Kate tourna légèrement la tête sans savoir que dire. Elle était visiblement encore mal-à-l'aise d'aborder le sujet sur cet angle là. Parler de sexe, en rigolant, était bien moins difficile. Se dévoiler complètement en ce qui concernait ses sentiments les plus profonds supposait un effort qu'elle ne se sentait pas encore de faire. Dans son for intérieur, elle les connaissait, les ressentait comme une certitude, elle pouvait désormais mettre un nom sur ce que Castle lui inspirait mais, peut-être étais-ce un soupçon d'égoïsme, Kate Beckett voulait les garder pour elle toute seule et s'épanouir dans l'amplitude qu'ils avaient atteint.
En voyant que son amie se renfermait, Lanie opta une fois de plus pour un sujet plus frivole.
-Vu comment vous êtes toujours synchro, je pense qu'au lit c'est plus que satisfaisant.
-Lanie, je ne vais pas discuter de ça avec toi, fit Kate simulant l'ennui. Est-ce qu'une salade te convient ?

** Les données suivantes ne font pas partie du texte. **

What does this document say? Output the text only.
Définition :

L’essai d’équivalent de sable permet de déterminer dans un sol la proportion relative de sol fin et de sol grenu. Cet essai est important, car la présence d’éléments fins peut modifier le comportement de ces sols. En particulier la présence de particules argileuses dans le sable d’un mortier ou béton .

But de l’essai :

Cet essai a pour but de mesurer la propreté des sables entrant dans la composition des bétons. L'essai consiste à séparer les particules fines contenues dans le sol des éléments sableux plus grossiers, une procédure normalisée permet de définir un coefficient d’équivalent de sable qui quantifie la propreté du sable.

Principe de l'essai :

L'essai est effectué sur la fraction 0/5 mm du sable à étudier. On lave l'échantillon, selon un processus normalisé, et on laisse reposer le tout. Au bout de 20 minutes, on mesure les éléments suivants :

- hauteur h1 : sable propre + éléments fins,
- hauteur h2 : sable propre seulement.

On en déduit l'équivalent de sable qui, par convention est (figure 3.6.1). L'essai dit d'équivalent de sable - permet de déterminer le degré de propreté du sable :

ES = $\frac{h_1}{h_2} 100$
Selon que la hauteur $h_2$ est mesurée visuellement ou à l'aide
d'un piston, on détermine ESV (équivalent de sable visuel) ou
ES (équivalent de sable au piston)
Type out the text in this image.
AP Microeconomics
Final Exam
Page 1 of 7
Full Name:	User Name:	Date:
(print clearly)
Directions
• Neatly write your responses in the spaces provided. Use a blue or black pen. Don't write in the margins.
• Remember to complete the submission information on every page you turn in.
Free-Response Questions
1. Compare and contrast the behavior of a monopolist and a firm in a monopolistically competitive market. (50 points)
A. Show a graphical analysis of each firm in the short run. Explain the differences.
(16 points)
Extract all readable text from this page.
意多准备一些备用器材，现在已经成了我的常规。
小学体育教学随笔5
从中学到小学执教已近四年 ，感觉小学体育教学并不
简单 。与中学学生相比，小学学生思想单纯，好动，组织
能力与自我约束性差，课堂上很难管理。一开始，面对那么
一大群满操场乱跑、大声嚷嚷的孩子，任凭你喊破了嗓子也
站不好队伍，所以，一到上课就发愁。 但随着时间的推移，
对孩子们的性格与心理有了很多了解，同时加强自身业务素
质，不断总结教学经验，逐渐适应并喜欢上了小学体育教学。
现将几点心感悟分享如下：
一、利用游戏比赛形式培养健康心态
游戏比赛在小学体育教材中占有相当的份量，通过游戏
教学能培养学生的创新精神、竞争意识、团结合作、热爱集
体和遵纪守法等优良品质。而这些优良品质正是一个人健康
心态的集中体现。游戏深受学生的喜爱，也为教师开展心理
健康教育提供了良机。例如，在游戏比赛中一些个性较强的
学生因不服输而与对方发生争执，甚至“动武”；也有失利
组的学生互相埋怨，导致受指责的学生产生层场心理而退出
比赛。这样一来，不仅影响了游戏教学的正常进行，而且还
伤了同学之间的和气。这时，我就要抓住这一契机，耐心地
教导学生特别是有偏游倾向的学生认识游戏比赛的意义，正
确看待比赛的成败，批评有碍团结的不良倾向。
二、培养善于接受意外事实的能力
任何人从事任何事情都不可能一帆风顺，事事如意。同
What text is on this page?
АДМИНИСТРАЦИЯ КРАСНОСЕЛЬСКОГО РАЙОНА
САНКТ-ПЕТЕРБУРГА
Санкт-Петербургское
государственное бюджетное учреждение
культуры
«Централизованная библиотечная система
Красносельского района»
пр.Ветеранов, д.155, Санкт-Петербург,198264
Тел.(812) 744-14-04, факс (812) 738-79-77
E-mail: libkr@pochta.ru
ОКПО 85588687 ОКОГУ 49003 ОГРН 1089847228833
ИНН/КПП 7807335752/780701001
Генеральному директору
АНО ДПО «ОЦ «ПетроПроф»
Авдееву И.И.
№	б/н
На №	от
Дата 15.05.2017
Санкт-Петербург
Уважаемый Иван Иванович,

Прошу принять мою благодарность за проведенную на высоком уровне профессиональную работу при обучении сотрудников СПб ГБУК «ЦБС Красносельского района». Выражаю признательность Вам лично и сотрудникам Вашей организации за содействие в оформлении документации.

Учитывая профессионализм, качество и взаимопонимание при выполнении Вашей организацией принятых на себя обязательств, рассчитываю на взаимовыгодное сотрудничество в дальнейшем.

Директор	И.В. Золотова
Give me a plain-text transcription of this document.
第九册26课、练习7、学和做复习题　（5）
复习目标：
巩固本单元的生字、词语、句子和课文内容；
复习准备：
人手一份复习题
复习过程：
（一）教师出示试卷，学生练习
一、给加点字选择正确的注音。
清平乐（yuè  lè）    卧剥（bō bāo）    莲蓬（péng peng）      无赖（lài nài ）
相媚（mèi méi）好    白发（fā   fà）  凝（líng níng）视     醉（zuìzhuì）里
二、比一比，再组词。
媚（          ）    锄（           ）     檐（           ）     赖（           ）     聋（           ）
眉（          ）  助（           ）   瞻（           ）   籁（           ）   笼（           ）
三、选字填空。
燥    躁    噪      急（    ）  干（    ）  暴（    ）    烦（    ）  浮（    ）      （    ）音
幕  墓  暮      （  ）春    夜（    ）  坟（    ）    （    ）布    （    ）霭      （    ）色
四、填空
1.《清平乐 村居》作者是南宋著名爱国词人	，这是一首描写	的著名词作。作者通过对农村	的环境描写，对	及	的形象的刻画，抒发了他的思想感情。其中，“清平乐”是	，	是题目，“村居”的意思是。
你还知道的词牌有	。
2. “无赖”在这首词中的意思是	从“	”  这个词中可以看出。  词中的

-Une salade ? Ma jolie, tu viens de passer une nuit et une journée torrides et tu ne penses qu'à une salade pour refaire le plein d'énergie ? Castle ne serait donc pas si doué au lit ?
-Ne t'inquiète donc pas pour ça, dit Kate avec un petit sourire.
Lanie savourait déjà sa victoire lorsque Kate ajouta :
-Il m'a bien nourrie à midi. Tu devrais le savoir, puisque Espo t'a fait son rapport.
On ne vend pas la peau de l'ours avant de l'avoir tué, pensa Lanie. Elle avait crié victoire trop tôt. Mais la métisse ne se démonta pas.
-Allez, est-ce que c'était bien, super, sublime, énergique, magnifique ?
-Explosif.
Lanie leva les sourcils et posa les mains sur ses hanches. C'était un comportement qui n'était pas fait pour rassurer Kate.
-Maintenant tu as piqué ma curiosité, faudra m'en dire plus.
-Explosif, c'est assez pour illustrer ma réponse.
-Non, non, non, répliqua-t-elle en balançant son doigt de gauche à droite. Je veux des détails, des détails.
-Tu m'as bien dit que tu avais trouvé mon soutien-gorge dans la poubelle.
-À moitié brûlé, c'est exact.
-Que te faut-il de plus pour t'en faire une idée ?
-Est-il puissant ?
-Oui.
-Est-il dominant ?
-Quand il le faut.
-Est-ce qu'il t'a surpris à certains moments ?
-Carrément.
-Est-il du genre à s'endormir tout juste après ou pas ?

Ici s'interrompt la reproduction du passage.